It doesn’t matter which plastic surgery procedure you have selected, if you are going to be under anesthesia having work done, you should consider the beauty benefits of adding fat grafting during surgery for several reasons.
Dr. Stephen J. Finical, a board certified plastic surgeon in Charlotte, North Carolina utilizes fat grafting in nearly 100% of facial surgeries done in his practice. “I like to inject fat into the face because it re-volumizes areas of the face that deflate with age. It does with your own tissue what some fillers would do. It has not only the “filling” effect, it also has a rejuvenating effect to the skin.”
The Rejuvenating Effect of Fat Grafting
Scientists and surgeons are currently studying the cause of the rejuvenation effect seen in areas of the face and body treated with fat grafting. Whether the cause of the rejuvenation is from stem cells present in the injected fat cells is still up for debate.
The application for the rejuvenating effects of fat grafting extend beyond the field of cosmetic surgery to patients who have undergone radiation, shares Finical. “We’ve actually found out that injecting fat into radiated tissues also helps rejuvenate radiation damage. Radiation damage has been reversed with fat injection.”
Fat Injections vs. Fillers
Another benefit to fat injections is that some of the volumizing results are permanent. Most fillers, on the other hand, will only last about six months to a year.
The amount of fat injected that remains permanently has increased as fat grafting methods have improved. “Really in the last probably five years is when fat grafting has become a lot more predictable,” Finical explains. “Ten years ago the studies showed that only about 50% of it would be permanent after a year, and now we’re getting a lot better “take” of the fat, and survival, which means the volume is held up.”

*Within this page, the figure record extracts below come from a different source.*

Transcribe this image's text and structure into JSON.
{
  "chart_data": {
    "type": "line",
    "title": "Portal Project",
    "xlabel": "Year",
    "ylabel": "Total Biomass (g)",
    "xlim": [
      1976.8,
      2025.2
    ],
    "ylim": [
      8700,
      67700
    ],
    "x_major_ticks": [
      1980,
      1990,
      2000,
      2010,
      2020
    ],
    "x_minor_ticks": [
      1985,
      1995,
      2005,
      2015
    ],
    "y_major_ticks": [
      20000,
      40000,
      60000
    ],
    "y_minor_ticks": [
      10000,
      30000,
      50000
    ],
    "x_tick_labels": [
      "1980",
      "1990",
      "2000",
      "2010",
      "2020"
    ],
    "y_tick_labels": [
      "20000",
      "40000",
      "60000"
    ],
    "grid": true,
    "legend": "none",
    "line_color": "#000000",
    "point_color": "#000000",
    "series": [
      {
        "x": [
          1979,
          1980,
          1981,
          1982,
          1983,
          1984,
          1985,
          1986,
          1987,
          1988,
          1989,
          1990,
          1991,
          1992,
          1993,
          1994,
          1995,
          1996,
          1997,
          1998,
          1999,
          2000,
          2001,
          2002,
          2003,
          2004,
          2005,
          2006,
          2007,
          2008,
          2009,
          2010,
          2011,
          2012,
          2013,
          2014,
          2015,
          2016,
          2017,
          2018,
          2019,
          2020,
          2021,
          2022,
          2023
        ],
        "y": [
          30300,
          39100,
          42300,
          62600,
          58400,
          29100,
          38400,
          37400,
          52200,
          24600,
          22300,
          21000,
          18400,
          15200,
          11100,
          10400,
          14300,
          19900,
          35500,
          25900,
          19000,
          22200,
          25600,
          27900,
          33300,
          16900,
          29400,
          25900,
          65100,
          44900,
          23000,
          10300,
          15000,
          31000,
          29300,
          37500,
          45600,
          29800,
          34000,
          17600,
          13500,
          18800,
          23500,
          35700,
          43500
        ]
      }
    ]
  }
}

New Techniques, Better Results
The idea behind fat grafting has been around for generations. In fact, transferring your own tissues from one part of your body to another began back in the 1800’s when the first skin grafting surgeries were done. So why has it taken all these years to develop the fat grafting procedure to the point is it at today? “The truth of it is, when you’re talking about fat, and trying to maintain that volume, that really has been the tricky thing, because that cell is fairly delicate,” says Finical.
Fat grafting is a complex process. Surgeons first extract or “harvest” the fat cells, which is often done using small cannulas or syringes. Popular harvesting areas are the stomach or the the thighs where excess fat is stored. Surgeons then process the delicate cells without damaging them, by centrifuge. After processing, the fat is injected in a way that minimizes any lumps. “The reason that it is now becoming very popular is that the techniques have been so refined. If you’re going to have a procedure and you’re going to be under an anaesthetic, then your own fat is there and available,” points out Finical.